一方のCCRは、Cash on Cash Returnの略語で、「自己資金収益率」のことです。キャッシュフローの額を、投じた自己資金額で割った値に当たります。CCRが高いほど、レバレッジが利いているということになります。

仮に、1,000万円の自己資金と9,000万円の融資で、1億円の物件を購入したとします。この物件が年間300万円のキャッシュフローを生んだ場合、ROIとCCRは以下の通りとなります。

ROI:300万円÷1億円×100=3%
CCR:300万円÷1,000万円×100=30%

このように、自己資金に加えて融資を受けることでレバレッジが利いていることが、ROIとCCRを比較することで分かります。数字でレバレッジ効率を見られるのが、ROIとCCRを計算する意義です。

CCRを見て投資回収期間を計算しよう

CCRを活用すれば、投資した自己資金がどれくらいの期間で回収されるのかも分かります。先ほどの例で見ると、自己資金が1,000万円で年間キャッシュフローが300万円ですから、投資回収期間は以下の通りです。

投資回収期間:1,000万円÷300万円≒3.3年

もし融資を受けることがなければ、1,000万円までの物件しか購入できません。この場合、家賃収入も減少するでしょう。キャッシュフローが50万円になったとすると、投資回収期間は20年(1,000万円÷50万円)にまで長期化します。
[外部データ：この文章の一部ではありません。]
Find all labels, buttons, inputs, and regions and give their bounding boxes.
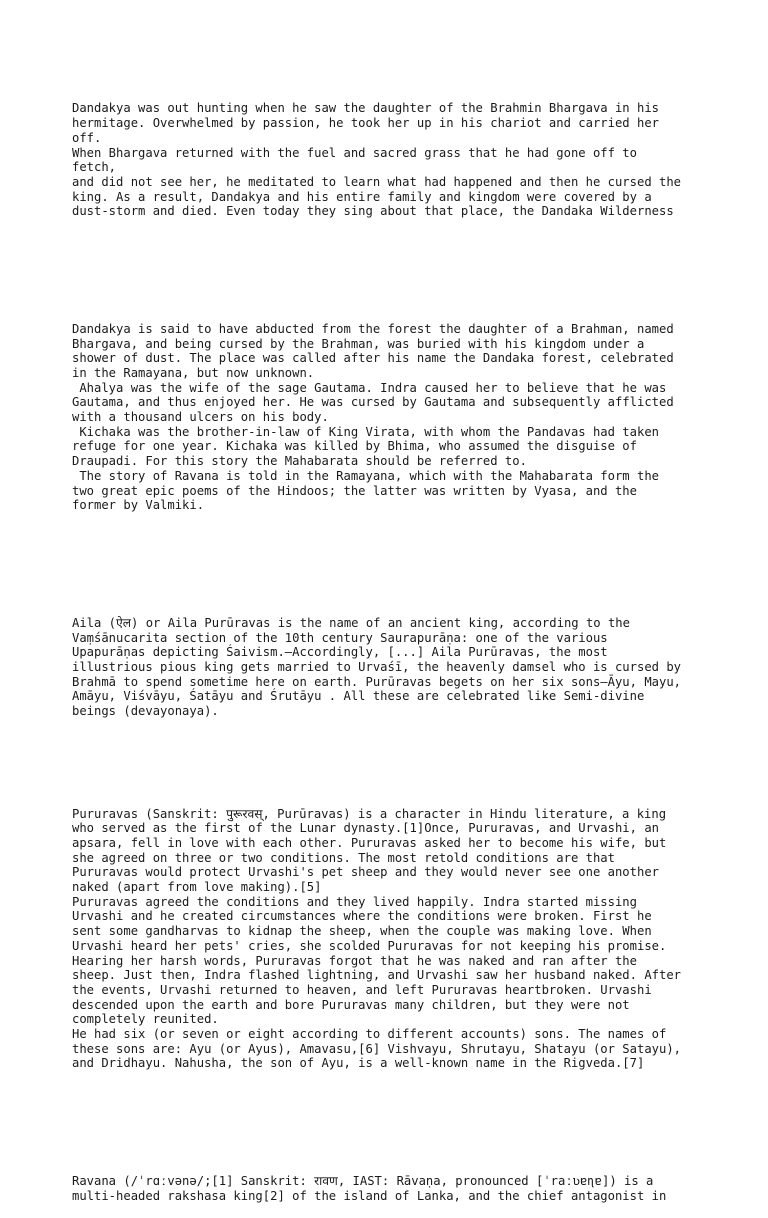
text-line: Vaṃśānucarita section of the 10th century Saurapurāṇa: one of the various: [72, 630, 608, 645]
text-line: with a thousand ulcers on his body.: [72, 410, 329, 425]
text-line: and Dridhayu. Nahusha, the son of Ayu, is a well-known name in the Rigveda.[7]: [72, 1056, 645, 1071]
text-line: Brahmā to spend sometime here on earth. Purūravas begets on her six sons—Āyu, Mayu,: [72, 674, 682, 689]
text-line: The story of Ravana is told in the Ramayana, which with the Mahabarata form the: [72, 468, 659, 483]
text-line: Hearing her harsh words, Pururavas forgot that he was naked and ran after the: [72, 953, 637, 968]
paragraph-ravana: [72, 1174, 712, 1203]
text-line: naked (apart from love making).[5]: [72, 880, 322, 895]
text-line: fetch,: [72, 160, 117, 175]
text-line: Urvashi and he created circumstances where the conditions were broken. First he: [72, 909, 652, 924]
text-line: descended upon the earth and bore Pururavas many children, but they were not: [72, 997, 630, 1012]
text-line: in the Ramayana, but now unknown.: [72, 365, 315, 380]
text-line: and did not see her, he meditated to learn what had happened and then he cursed the: [72, 174, 682, 189]
paragraph-gap: [72, 748, 712, 777]
text-line: Gautama, and thus enjoyed her. He was cursed by Gautama and subsequently afflicted: [72, 395, 674, 410]
text-line: two great epic poems of the Hindoos; the latter was written by Vyasa, and the: [72, 483, 637, 498]
text-line: Bhargava, and being cursed by the Brahman, was buried with his kingdom under a: [72, 336, 645, 351]
paragraph-pururavas: [72, 807, 712, 1072]
text-line: dust-storm and died. Even today they sing about that place, the Dandaka Wilderness: [72, 204, 674, 219]
text-line: who served as the first of the Lunar dynasty.[1]Once, Pururavas, and Urvashi, an: [72, 821, 659, 836]
text-line: multi-headed rakshasa king[2] of the island of Lanka, and the chief antagonist in: [72, 1188, 667, 1203]
text-line: Draupadi. For this story the Mahabarata should be referred to.: [72, 454, 527, 469]
text-line: off.: [72, 130, 102, 145]
paragraph-aila: [72, 616, 712, 719]
text-line: Amāyu, Viśvāyu, Śatāyu and Śrutāyu . All these are celebrated like Semi-divine: [72, 689, 645, 704]
text-line: former by Valmiki.: [72, 498, 205, 513]
text-line: hermitage. Overwhelmed by passion, he took her up in his chariot and carried her: [72, 116, 659, 131]
text-line: the events, Urvashi returned to heaven, and left Pururavas heartbroken. Urvashi: [72, 982, 652, 997]
text-line: Upapurāṇas depicting Śaivism.—Accordingly, [...] Aila Purūravas, the most: [72, 645, 608, 660]
text-line: Dandakya is said to have abducted from the forest the daughter of a Brahman, named: [72, 321, 674, 336]
paragraph-gap: [72, 1101, 712, 1145]
text-line: He had six (or seven or eight according to different accounts) sons. The names of: [72, 1027, 667, 1042]
text-line: Pururavas would protect Urvashi's pet sheep and they would never see one another: [72, 865, 659, 880]
paragraph-dandakya-hunting: [72, 101, 712, 219]
text-line: Dandakya was out hunting when he saw the daughter of the Brahmin Bhargava in his: [72, 101, 659, 116]
text-line: sheep. Just then, Indra flashed lightning, and Urvashi saw her husband naked. After: [72, 968, 682, 983]
paragraph-dandakya-abduction: [72, 322, 712, 513]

お金を借りることを毛嫌いする人もいますが、不動産投資の場合はなるべくレバレッジを効かせる形で融資を受けないと、投資効率が悪くなります。逆にレバレッジが効けば、一般的な会社員投資家でも本業を超えるキャッシュフローを手に入れることも、全く夢ではありません。

不動産投資では、大きなお金を動かすことになります。そのため、行動を始める前にシミュレーションを行うことがとても重要です。シミュレーションする数字として、キャッシュフローや利回り、返済額だけではなく、ROIやCCR、あるいは投資回収期間も含めるようにしましょう。